Under the Old Covenant, the people had to keep away. But under the New Covenant, we may come near to God to worship him; and one day we will come into his presence in glory and we shall see him face to face. And so, God’s plans and purposes for us will be fulfilled. In the beginning — when God made Adam and Eve — he placed them in the Garden where he came to visit them from time to time. And God placed in the Garden the Tree of Life which held out to them the promise of something even better than the Garden of Eden. It held out to them the promise of a greater, unchangeable, eternal life with God, which they would enjoy if they remained obedient to him. But when they sinned against God, they were sent out of the Garden; and the way to the Tree of Life — and the way to that greater, unchangeable, eternal life with God — was closed off to them. And so, afterwards, the whole system of worship in the Old Testament made clear that fellowship with God, communion with God, life with God, was impossible for sinners. Everything said:
Anyone who even comes near [the Lord], will die!
But now — because of the atoning sacrifice of Christ — the way into God’s presence has been opened to us; and we look forward with hope to the day when Christ comes again and we’re brought at last into the presence of the Lord to enjoy that greater, unchangeable, eternal life with God which Adam forfeited by his sin, but which the Last Adam has won for us by his perfect obedience. On that day, when Christ comes again, we’ll come into God’s presence and we’ll see him face to face; and we’ll never have to leave. Our blessedness will be perfect; our joy will be everlasting; nothing will ever happen to diminish or reduce our happiness; and we will be with the Lord for ever and for ever.

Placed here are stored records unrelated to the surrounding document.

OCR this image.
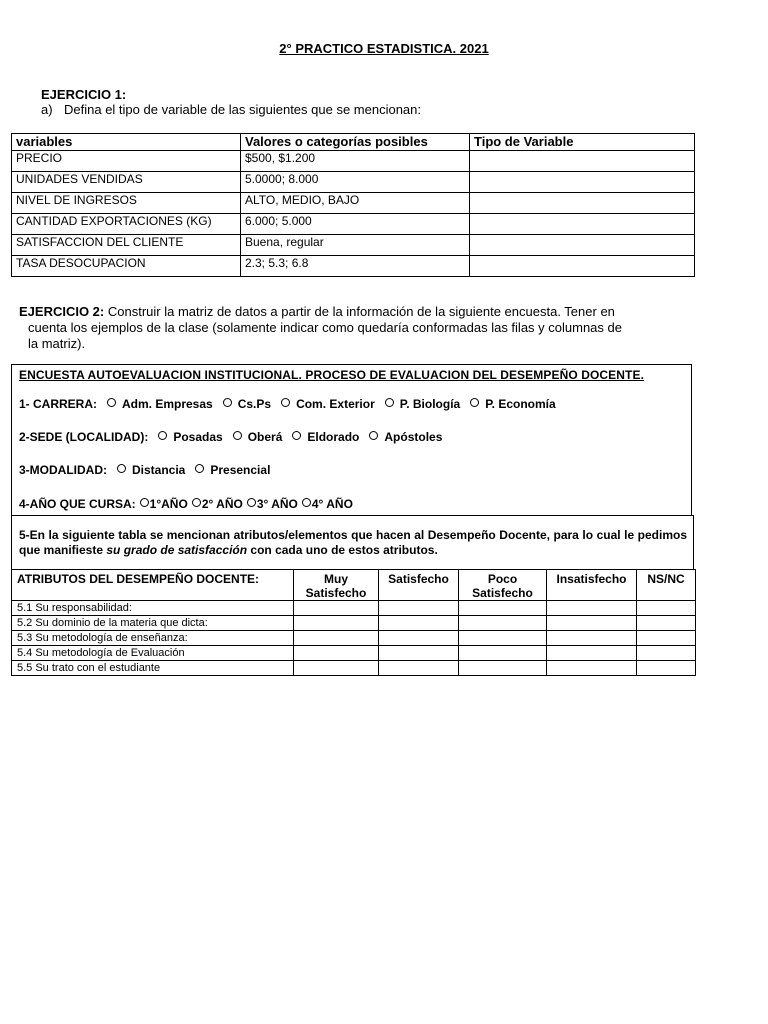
2° PRACTICO ESTADISTICA. 2021
EJERCICIO 1:
a) Defina el tipo de variable de las siguientes que se mencionan:
variables	Valores o categorías posibles	Tipo de Variable
PRECIO	$500, $1.200	
UNIDADES VENDIDAS	5.0000; 8.000	
NIVEL DE INGRESOS	ALTO, MEDIO, BAJO	
CANTIDAD EXPORTACIONES (KG)	6.000; 5.000	
SATISFACCION DEL CLIENTE	Buena, regular	
TASA DESOCUPACION	2.3; 5.3; 6.8	
EJERCICIO 2: Construir la matriz de datos a partir de la información de la siguiente encuesta. Tener en
cuenta los ejemplos de la clase (solamente indicar como quedaría conformadas las filas y columnas de
la matriz).
ENCUESTA AUTOEVALUACION INSTITUCIONAL. PROCESO DE EVALUACION DEL DESEMPEÑO DOCENTE.
1- CARRERA: Adm. Empresas Cs.Ps Com. Exterior P. Biología P. Economía
2-SEDE (LOCALIDAD): Posadas Oberá Eldorado Apóstoles
3-MODALIDAD: Distancia Presencial
4-AÑO QUE CURSA: 1°AÑO 2° AÑO 3° AÑO 4° AÑO
5-En la siguiente tabla se mencionan atributos/elementos que hacen al Desempeño Docente, para lo cual le pedimos que manifieste su grado de satisfacción con cada uno de estos atributos.
ATRIBUTOS DEL DESEMPEÑO DOCENTE:	Muy Satisfecho	Satisfecho	Poco Satisfecho	Insatisfecho	NS/NC
5.1 Su responsabilidad:					
5.2 Su dominio de la materia que dicta:					
5.3 Su metodología de enseñanza:					
5.4 Su metodología de Evaluación					
5.5 Su trato con el estudiante					
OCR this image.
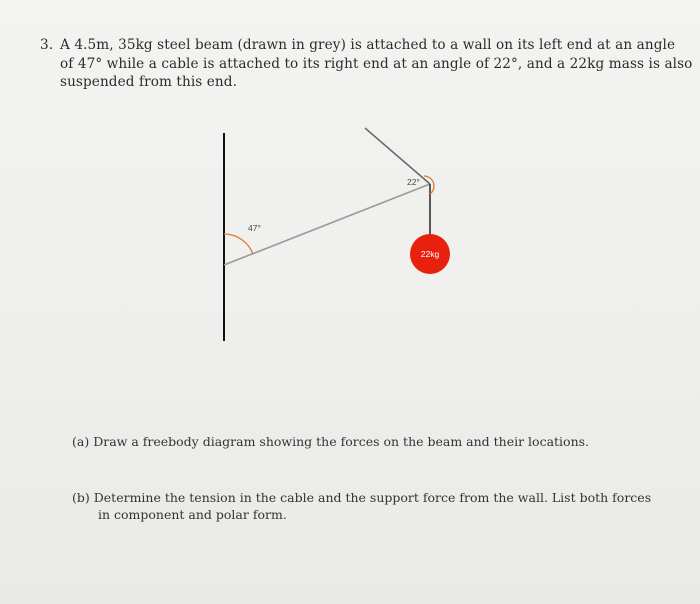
3. A 4.5m, 35kg steel beam (drawn in grey) is attached to a wall on its left end at an angle
of 47° while a cable is attached to its right end at an angle of 22°, and a 22kg mass is also
suspended from this end.
47°
22°
22kg
(a) Draw a freebody diagram showing the forces on the beam and their locations.
(b) Determine the tension in the cable and the support force from the wall. List both forces
in component and polar form.
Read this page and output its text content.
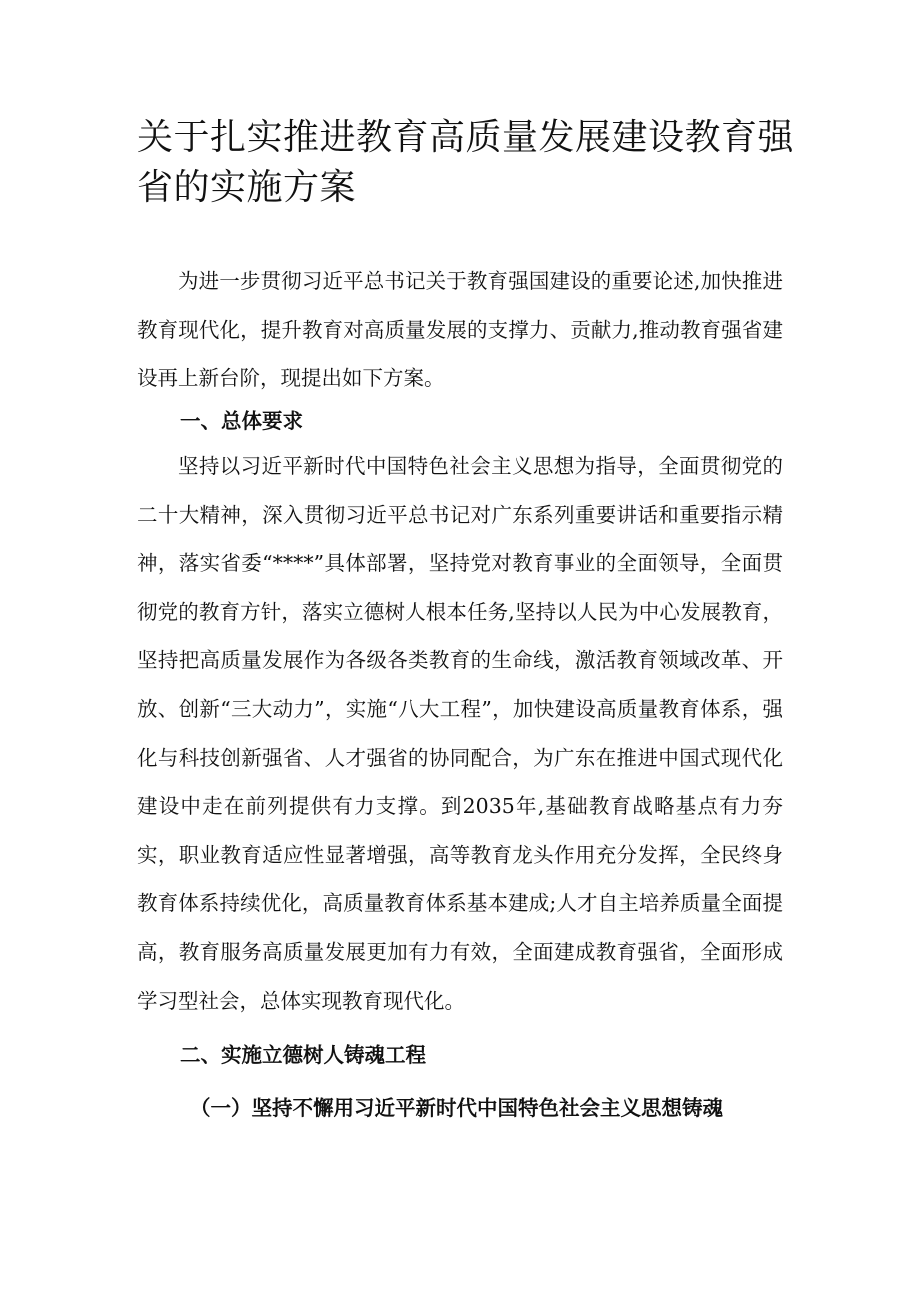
关于扎实推进教育高质量发展建设教育强省的实施方案

为进一步贯彻习近平总书记关于教育强国建设的重要论述,加快推进教育现代化，提升教育对高质量发展的支撑力、贡献力,推动教育强省建设再上新台阶，现提出如下方案。

一、总体要求

坚持以习近平新时代中国特色社会主义思想为指导，全面贯彻党的二十大精神，深入贯彻习近平总书记对广东系列重要讲话和重要指示精神，落实省委“****”具体部署，坚持党对教育事业的全面领导，全面贯彻党的教育方针，落实立德树人根本任务,坚持以人民为中心发展教育，坚持把高质量发展作为各级各类教育的生命线，激活教育领域改革、开放、创新“三大动力”，实施“八大工程”，加快建设高质量教育体系，强化与科技创新强省、人才强省的协同配合，为广东在推进中国式现代化建设中走在前列提供有力支撑。到2035年,基础教育战略基点有力夯实，职业教育适应性显著增强，高等教育龙头作用充分发挥，全民终身教育体系持续优化，高质量教育体系基本建成;人才自主培养质量全面提高，教育服务高质量发展更加有力有效，全面建成教育强省，全面形成学习型社会，总体实现教育现代化。

二、实施立德树人铸魂工程
（一）坚持不懈用习近平新时代中国特色社会主义思想铸魂
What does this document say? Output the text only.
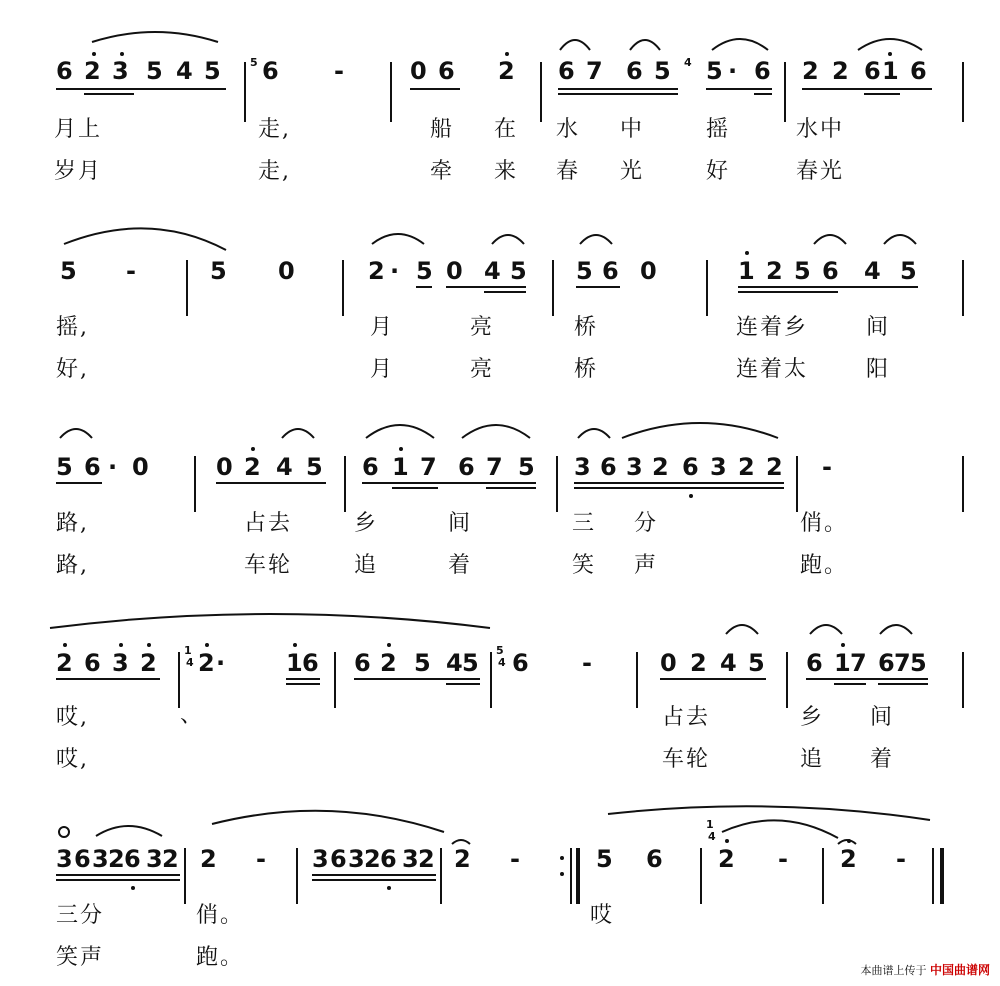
6 2 3 5 4 5	5 6 -	0 6 2 6 7 6 5 4 5 · 6 2 2 6 1 6
月上	走,	船 在 水 中	摇	水中
岁月	走,	牵 来 春 光	好	春光
5 -	5 0	2 · 5 0 4 5 5 6 0	1 2 5 6 4 5
摇,	月	亮	桥	连着乡	间
好,	月	亮	桥	连着太	阳
5 6 · 0	0 2 4 5 6 1 7 6 7 5 3 6 3 2 6 3 2 2 -
路,	占去	乡	间	三 分	俏。
路,	车轮	追	着	笑 声	跑。
2 6 3 2 1
4 2 ·	1 6 6 2 5 4 5 5
4 6 -	0 2 4 5 6 1 7 6 7 5
哎,	、	占去	乡 间
哎,	车轮	追 着
3 6 3 2 6 3 2 2 - 3 6 3 2 6 3 2 2 -	5 6
1
4
2 - 2 -
三分	俏。	哎
笑声	跑。
本曲谱上传于 中国曲谱网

And until that day comes, we’re to watch out lest we’re hardened by sin’s deceitfulness and begin to grumble and complain against the Lord or turn away from him as the Israelites did. Instead we’re to encourage one another to remain faithful to the Lord and to walk in his ways and to do his will, standing firm in the faith and letting nothing move us from the Lord who has promised us greater things to come at the appearing of our great God and Saviour, Jesus Christ.